O’Brien is wrong; Terry deserved to be sacked

Mike O’Brien, Minister of State at the Department of Health, has decided to enter the debate over the sacking of John Terry as captain of the England football team.  Unfortunately, Mike has chosen to do so using the arguably inappropriate medium of Twitter, which, since it confines posts to a maximum of 140 characters, affords little opportunity for the development of reasoned debate.

Nevertheless, Mike, who is a highly intelligent lawyer, has apparently decided that his opinion on such a controversial moral issue can be satisfactorily encapsulated in fewer letters than those that appear on an HP sauce label, so here’s what he has to say:

The sacking of Terry is crass. Capello has bowed to tabloid pressure. Infidelity is bad but I saw no signs of fatigue in his football.

Sadly, Mike is missing the point, which is unfortunate, given that the whole point of Twitter is to be TO the point.  Terry has not been booted out of the England team (though many would say he should have been); he will, it would appear, still be gracing the turf of Wembley with his unfatigued presence, three lions emblazoned on his left breast.

No, Capello has dismissed Terry as captain of his country’s national side.  And Signor Capello was entirely right.

The captaincy of any national sporting side brings with it considerably more responsibility than that which comes with simply playing for it.  You become an ambassador for your country. You become, to use the hackneyed phrase, a role model.  Kids look up to you and aspire to be like you.  It’s a very heavy thing.

The Archbishop of Canterbury, Rowan Williams, has lamented that Terry’s treatment by the media has, if anything, been far too lenient.  It is, he says, a matter of regret that “society has lost the sacred concept of faithfulness on staying true to one another during marriage”:

“Clearly, a lot of people think there’s no problem there and that’s a pity because adultery is adultery.”

Dr Williams is absolutely right, too.  Time was, for example, when adultery was a resigning issue for politicians.  Many would say it still ought to be, but that principle appears to have been watered down of late.
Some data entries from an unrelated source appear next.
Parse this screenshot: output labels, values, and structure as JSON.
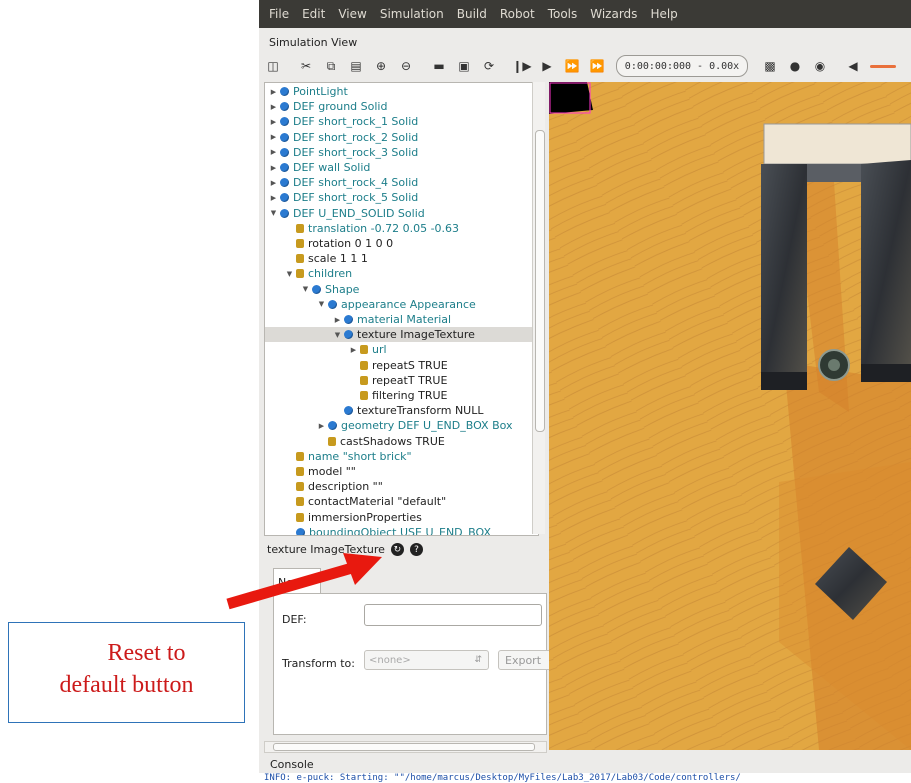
{
  "menubar": {
    "items": [
      "File",
      "Edit",
      "View",
      "Simulation",
      "Build",
      "Robot",
      "Tools",
      "Wizards",
      "Help"
    ]
  },
  "panel": {
    "title": "Simulation View"
  },
  "toolbar": {
    "time": "0:00:00:000  -  0.00x"
  },
  "scene_tree": {
    "nodes": [
      {
        "label": "PointLight",
        "depth": 0,
        "icon": "node",
        "expander": "collapsed",
        "color": "teal"
      },
      {
        "label": "DEF ground Solid",
        "depth": 0,
        "icon": "node",
        "expander": "collapsed",
        "color": "teal"
      },
      {
        "label": "DEF short_rock_1 Solid",
        "depth": 0,
        "icon": "node",
        "expander": "collapsed",
        "color": "teal"
      },
      {
        "label": "DEF short_rock_2 Solid",
        "depth": 0,
        "icon": "node",
        "expander": "collapsed",
        "color": "teal"
      },
      {
        "label": "DEF short_rock_3 Solid",
        "depth": 0,
        "icon": "node",
        "expander": "collapsed",
        "color": "teal"
      },
      {
        "label": "DEF wall Solid",
        "depth": 0,
        "icon": "node",
        "expander": "collapsed",
        "color": "teal"
      },
      {
        "label": "DEF short_rock_4 Solid",
        "depth": 0,
        "icon": "node",
        "expander": "collapsed",
        "color": "teal"
      },
      {
        "label": "DEF short_rock_5 Solid",
        "depth": 0,
        "icon": "node",
        "expander": "collapsed",
        "color": "teal"
      },
      {
        "label": "DEF U_END_SOLID Solid",
        "depth": 0,
        "icon": "node",
        "expander": "expanded",
        "color": "teal"
      },
      {
        "label": "translation -0.72 0.05 -0.63",
        "depth": 1,
        "icon": "field",
        "expander": "none",
        "color": "teal"
      },
      {
        "label": "rotation 0 1 0 0",
        "depth": 1,
        "icon": "field",
        "expander": "none",
        "color": "dark"
      },
      {
        "label": "scale 1 1 1",
        "depth": 1,
        "icon": "field",
        "expander": "none",
        "color": "dark"
      },
      {
        "label": "children",
        "depth": 1,
        "icon": "field",
        "expander": "expanded",
        "color": "teal"
      },
      {
        "label": "Shape",
        "depth": 2,
        "icon": "node",
        "expander": "expanded",
        "color": "teal"
      },
      {
        "label": "appearance Appearance",
        "depth": 3,
        "icon": "node",
        "expander": "expanded",
        "color": "teal"
      },
      {
        "label": "material Material",
        "depth": 4,
        "icon": "node",
        "expander": "collapsed",
        "color": "teal"
      },
      {
        "label": "texture ImageTexture",
        "depth": 4,
        "icon": "node",
        "expander": "expanded",
        "color": "dark",
        "selected": true
      },
      {
        "label": "url",
        "depth": 5,
        "icon": "field",
        "expander": "collapsed",
        "color": "teal"
      },
      {
        "label": "repeatS TRUE",
        "depth": 5,
        "icon": "field",
        "expander": "none",
        "color": "dark"
      },
      {
        "label": "repeatT TRUE",
        "depth": 5,
        "icon": "field",
        "expander": "none",
        "color": "dark"
      },
      {
        "label": "filtering TRUE",
        "depth": 5,
        "icon": "field",
        "expander": "none",
        "color": "dark"
      },
      {
        "label": "textureTransform NULL",
        "depth": 4,
        "icon": "node",
        "expander": "none",
        "color": "dark"
      },
      {
        "label": "geometry DEF U_END_BOX Box",
        "depth": 3,
        "icon": "node",
        "expander": "collapsed",
        "color": "teal"
      },
      {
        "label": "castShadows TRUE",
        "depth": 3,
        "icon": "field",
        "expander": "none",
        "color": "dark"
      },
      {
        "label": "name \"short brick\"",
        "depth": 1,
        "icon": "field",
        "expander": "none",
        "color": "teal"
      },
      {
        "label": "model \"\"",
        "depth": 1,
        "icon": "field",
        "expander": "none",
        "color": "dark"
      },
      {
        "label": "description \"\"",
        "depth": 1,
        "icon": "field",
        "expander": "none",
        "color": "dark"
      },
      {
        "label": "contactMaterial \"default\"",
        "depth": 1,
        "icon": "field",
        "expander": "none",
        "color": "dark"
      },
      {
        "label": "immersionProperties",
        "depth": 1,
        "icon": "field",
        "expander": "none",
        "color": "dark"
      },
      {
        "label": "boundingObject USE U_END_BOX",
        "depth": 1,
        "icon": "node",
        "expander": "none",
        "color": "teal"
      }
    ]
  },
  "properties": {
    "title": "texture ImageTexture",
    "tab": "Node",
    "def_label": "DEF:",
    "def_value": "",
    "transform_label": "Transform to:",
    "transform_value": "<none>",
    "export_label": "Export"
  },
  "console": {
    "title": "Console",
    "line": "INFO: e-puck: Starting: \"\"/home/marcus/Desktop/MyFiles/Lab3_2017/Lab03/Code/controllers/"
  },
  "annotation": {
    "line1": "Reset to",
    "line2": "default button",
    "color": "#cc1b1b"
  },
  "colors": {
    "menubar": "#3b3a36",
    "node_icon": "#2b7ad1",
    "field_icon": "#c79a1e",
    "teal_text": "#1d7e8a",
    "floor": "#e2a742"
  }
}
We must await the next scandal to see what happens.

The irony of the Terry affair is that it should take an Italian to recognise that adultery should automatically disqualify an Englishman from leading his national side.

Capello, who once played for Rome, understands that, like Caesar’s wife, the captain of England should be above suspicion.

3 Responses to O’Brien is wrong; Terry deserved to be sacked

  1. What about Silvio Berlusconi? – to continue the Italian analogy

  2. Pingback: Tweets that mention O’Brien is wrong; Terry deserved to be sacked « David Jones, MP -- Topsy.com

  3. Yes he was a role model and as such had considerably more responsibility than ordinary players. Much like MP s do in relation to “ordinary” voters. What a shame they didn’t also suffer the immediate consequence of losing their job without a huge payoff.